In an effort to assist the Clerks in the writ office tried to assist by creating new writs. However, this practice was frowned upon the judges who refused to accept new writs.
It is against this backdrop that equity developed. Equity was considered as a gloss to the common law. It means fairness and to some extent conscious.
The common law was a complete system of law and provided remedies in the form of damages, however these remedies were not always adequate and equity developed to remedy the defects and harshness of the common law.
Some of the defects of common law was the limitation on the number of writs which were available, the court lacked jurisdiction, the common law did not provide remedies in instances where the person wanted to prevent someone from infringing on their rights and the limitation on the creation of new writs.
In instances where the common law was found to be defective persons would apply to the king for remedies. As the volume of work increased these cases were handed over to the Lord Chancellor as the keeper of the kings conscious.
The procedure for equitable applications was that once the chancellor received the application he would subpoena the defendant to court and was required to then right the wrong which existed by clearing his conscious. If the defendant did not then they would be placed in prison until they did. Thus equity was said to act in personam and not in rem.
Some of the equitable remedies include injunction, recission, rectification and specific performance.
At first there was no conflict with the common law, however conflict began to raise its head as in some instances the common law court would grant a remedy and the court of equity would grant an injunction preventing the party from executing their remedy.
As a result of the Earl of Oxford’s case it was advised that where equity and common law conflicted that equity must prevail. The maxims of equity show that equity is meant to deal with fairness thus, he who comes to equity must come with clean hands or he who seeks equity must do equity.
There also developed some criticism of equity where decisions changed from Lord Chancellor to Lord Chancellor and it was said that the equity varied by the length of the lord chancellor’s foot.
Both common law and equity contributed to modern English law, with common law responsible for contract law while equity was found to responsible for the creation of mortgages.
The Courts
A Magistrate’s Court usually comprises Magistrates, known as Justices of the Peaches (JPs). A Court Clerk sits with the JPs to advise them on law and procedure. In some areas, usually in large Metropolitan Towns, a District Judge, or paid professional sits instead of JPs. All cases start in Magistrate’s Courts. Magistrates Courts deal with summary offences, which are the least serious criminal offences. They also deal with plea before venue or either way cases, i.e. those that can be tried in Magistrates’ Courts or the Crown Court, and not guilty trials on either way offences that are suitable for summary trial if the defendant does not elect to be tried by a jury.
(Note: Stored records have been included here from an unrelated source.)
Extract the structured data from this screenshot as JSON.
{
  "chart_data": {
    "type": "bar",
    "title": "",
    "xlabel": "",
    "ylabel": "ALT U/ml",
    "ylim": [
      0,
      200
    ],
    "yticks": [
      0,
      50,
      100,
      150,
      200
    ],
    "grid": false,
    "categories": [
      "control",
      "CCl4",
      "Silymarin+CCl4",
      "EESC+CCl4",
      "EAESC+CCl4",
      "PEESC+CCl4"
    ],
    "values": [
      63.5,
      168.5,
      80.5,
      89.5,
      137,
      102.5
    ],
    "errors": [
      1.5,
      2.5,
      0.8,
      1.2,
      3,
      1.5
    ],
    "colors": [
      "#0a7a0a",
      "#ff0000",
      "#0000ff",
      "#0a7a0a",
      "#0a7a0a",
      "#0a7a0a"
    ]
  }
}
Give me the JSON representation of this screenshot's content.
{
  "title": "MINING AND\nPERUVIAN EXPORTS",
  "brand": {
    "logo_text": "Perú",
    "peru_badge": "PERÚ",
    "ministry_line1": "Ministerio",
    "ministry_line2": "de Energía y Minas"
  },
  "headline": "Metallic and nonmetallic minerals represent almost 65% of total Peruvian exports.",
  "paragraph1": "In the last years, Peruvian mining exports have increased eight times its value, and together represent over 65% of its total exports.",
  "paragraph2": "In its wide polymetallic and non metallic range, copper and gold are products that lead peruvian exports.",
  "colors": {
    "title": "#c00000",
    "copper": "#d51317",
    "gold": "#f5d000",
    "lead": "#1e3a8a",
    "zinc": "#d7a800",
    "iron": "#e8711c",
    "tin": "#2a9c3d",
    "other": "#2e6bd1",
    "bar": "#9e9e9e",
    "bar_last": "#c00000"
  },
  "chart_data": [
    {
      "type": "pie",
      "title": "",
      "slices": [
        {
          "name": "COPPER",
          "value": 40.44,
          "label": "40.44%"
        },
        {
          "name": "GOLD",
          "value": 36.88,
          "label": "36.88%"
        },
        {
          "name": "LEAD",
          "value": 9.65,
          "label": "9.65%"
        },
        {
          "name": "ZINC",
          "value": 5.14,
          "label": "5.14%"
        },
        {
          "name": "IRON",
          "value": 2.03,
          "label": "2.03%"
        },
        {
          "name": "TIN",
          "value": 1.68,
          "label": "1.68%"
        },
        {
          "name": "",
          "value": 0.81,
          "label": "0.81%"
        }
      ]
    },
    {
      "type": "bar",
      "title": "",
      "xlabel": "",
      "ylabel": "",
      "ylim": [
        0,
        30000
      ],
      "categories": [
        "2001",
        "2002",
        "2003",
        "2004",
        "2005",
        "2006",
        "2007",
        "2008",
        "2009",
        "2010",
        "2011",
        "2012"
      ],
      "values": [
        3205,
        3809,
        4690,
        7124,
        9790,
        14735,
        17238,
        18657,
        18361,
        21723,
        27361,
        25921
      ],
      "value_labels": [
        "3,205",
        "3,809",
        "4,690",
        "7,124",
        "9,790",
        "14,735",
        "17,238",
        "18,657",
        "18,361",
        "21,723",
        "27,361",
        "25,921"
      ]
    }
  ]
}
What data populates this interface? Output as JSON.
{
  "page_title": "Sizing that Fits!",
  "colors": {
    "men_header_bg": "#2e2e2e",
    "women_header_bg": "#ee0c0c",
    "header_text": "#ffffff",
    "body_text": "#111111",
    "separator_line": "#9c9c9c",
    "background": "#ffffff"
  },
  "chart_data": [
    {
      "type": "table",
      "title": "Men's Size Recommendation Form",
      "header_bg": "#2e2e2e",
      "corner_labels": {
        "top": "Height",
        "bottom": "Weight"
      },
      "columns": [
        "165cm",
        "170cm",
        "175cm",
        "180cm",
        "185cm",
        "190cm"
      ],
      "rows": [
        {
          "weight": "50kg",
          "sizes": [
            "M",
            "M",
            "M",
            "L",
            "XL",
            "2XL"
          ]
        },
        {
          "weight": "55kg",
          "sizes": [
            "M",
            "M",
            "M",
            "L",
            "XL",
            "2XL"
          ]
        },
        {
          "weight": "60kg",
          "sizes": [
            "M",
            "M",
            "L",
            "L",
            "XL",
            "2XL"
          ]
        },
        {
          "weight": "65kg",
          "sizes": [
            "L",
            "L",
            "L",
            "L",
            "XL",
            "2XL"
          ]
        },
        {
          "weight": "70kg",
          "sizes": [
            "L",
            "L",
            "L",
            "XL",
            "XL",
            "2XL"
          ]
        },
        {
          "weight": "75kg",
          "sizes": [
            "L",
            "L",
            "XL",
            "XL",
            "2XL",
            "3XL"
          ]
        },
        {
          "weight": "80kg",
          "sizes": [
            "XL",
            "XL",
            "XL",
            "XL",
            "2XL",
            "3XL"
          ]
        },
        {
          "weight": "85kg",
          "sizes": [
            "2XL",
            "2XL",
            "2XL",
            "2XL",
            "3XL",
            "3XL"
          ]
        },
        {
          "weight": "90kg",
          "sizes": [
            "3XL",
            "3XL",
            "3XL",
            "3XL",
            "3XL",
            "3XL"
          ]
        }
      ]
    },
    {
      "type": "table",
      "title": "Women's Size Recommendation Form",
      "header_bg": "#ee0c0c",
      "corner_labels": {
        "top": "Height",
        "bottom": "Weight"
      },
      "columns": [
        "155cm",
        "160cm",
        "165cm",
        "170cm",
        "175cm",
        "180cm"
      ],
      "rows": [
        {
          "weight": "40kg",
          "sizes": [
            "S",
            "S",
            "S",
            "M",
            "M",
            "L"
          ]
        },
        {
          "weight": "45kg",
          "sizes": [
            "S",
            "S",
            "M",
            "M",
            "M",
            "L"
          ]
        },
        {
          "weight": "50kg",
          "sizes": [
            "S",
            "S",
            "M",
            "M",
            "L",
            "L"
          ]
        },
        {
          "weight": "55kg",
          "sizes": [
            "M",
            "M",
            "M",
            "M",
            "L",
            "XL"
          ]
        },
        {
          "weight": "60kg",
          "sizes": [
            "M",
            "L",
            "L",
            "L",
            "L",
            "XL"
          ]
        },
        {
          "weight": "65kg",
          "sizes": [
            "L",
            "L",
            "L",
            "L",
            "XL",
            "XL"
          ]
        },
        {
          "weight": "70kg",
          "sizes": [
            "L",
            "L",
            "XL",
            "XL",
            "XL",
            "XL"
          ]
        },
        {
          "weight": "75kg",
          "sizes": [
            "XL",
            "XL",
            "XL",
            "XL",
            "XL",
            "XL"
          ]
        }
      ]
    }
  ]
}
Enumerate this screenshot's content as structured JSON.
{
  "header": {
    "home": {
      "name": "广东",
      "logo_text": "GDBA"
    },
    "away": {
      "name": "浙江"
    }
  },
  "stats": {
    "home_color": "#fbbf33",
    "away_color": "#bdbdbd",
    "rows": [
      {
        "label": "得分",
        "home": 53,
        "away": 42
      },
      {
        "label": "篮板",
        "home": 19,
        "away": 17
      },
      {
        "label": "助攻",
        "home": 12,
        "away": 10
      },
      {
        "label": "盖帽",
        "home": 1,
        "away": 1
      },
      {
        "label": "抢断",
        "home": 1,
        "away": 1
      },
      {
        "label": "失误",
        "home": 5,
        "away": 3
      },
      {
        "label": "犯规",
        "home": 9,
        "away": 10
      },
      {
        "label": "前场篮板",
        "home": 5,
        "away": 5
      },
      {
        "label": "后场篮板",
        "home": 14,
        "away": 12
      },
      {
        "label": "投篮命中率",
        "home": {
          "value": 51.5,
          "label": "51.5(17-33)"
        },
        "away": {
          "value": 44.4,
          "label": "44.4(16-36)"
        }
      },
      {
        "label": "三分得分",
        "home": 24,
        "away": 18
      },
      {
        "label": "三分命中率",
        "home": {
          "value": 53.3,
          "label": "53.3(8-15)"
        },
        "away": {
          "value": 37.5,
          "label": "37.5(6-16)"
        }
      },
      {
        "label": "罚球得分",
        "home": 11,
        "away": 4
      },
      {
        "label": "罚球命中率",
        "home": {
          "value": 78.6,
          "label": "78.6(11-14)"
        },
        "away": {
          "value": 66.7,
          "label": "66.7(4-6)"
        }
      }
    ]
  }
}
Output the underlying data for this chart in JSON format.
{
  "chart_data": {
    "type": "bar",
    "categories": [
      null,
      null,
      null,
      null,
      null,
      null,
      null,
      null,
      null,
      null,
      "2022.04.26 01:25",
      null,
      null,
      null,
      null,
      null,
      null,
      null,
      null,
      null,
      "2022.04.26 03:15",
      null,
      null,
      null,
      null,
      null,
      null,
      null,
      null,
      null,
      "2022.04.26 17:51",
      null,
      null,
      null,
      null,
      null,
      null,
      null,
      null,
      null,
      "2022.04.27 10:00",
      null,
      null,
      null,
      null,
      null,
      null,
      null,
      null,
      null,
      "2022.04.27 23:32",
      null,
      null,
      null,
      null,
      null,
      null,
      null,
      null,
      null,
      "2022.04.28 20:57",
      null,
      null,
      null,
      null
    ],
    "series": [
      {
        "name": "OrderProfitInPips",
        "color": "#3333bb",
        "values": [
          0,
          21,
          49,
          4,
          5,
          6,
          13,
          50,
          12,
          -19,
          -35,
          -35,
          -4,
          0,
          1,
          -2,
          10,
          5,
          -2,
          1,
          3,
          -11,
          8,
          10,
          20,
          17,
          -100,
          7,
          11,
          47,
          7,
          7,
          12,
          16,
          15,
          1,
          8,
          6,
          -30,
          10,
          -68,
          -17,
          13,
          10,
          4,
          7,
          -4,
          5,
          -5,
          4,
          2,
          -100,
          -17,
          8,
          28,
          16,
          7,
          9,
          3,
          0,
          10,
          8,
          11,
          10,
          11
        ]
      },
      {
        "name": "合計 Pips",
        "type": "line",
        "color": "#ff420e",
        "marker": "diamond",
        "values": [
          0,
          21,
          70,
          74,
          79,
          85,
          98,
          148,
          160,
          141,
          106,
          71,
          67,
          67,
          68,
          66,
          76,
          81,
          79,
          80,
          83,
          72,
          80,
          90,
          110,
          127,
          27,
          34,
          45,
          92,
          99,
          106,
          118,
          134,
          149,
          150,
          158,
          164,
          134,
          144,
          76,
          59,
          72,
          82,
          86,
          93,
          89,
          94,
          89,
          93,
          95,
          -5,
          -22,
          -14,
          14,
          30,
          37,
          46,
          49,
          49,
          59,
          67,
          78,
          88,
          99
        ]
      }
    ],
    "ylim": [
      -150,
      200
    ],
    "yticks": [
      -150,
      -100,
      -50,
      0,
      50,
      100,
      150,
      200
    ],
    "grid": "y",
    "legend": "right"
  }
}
Youth Courts are special Magistrates’ Courts which deal with all but the most serious charges against people aged between ten (the age of criminal responsibility) and under 18. JPs are specially trained to sit in Youth Courts.
Crown Court Centres deal with indictable offences, the most serious offences, which are trial by Judge and Jury.
Crown Courts are found at around 90 venues, in six regional areas called circuits.
They are presided over by High Court Judges, Circuit Judges and part-time Recorders. The type of Judge who presides over a case with a Jury depends on which the Crown Court the case is heard at.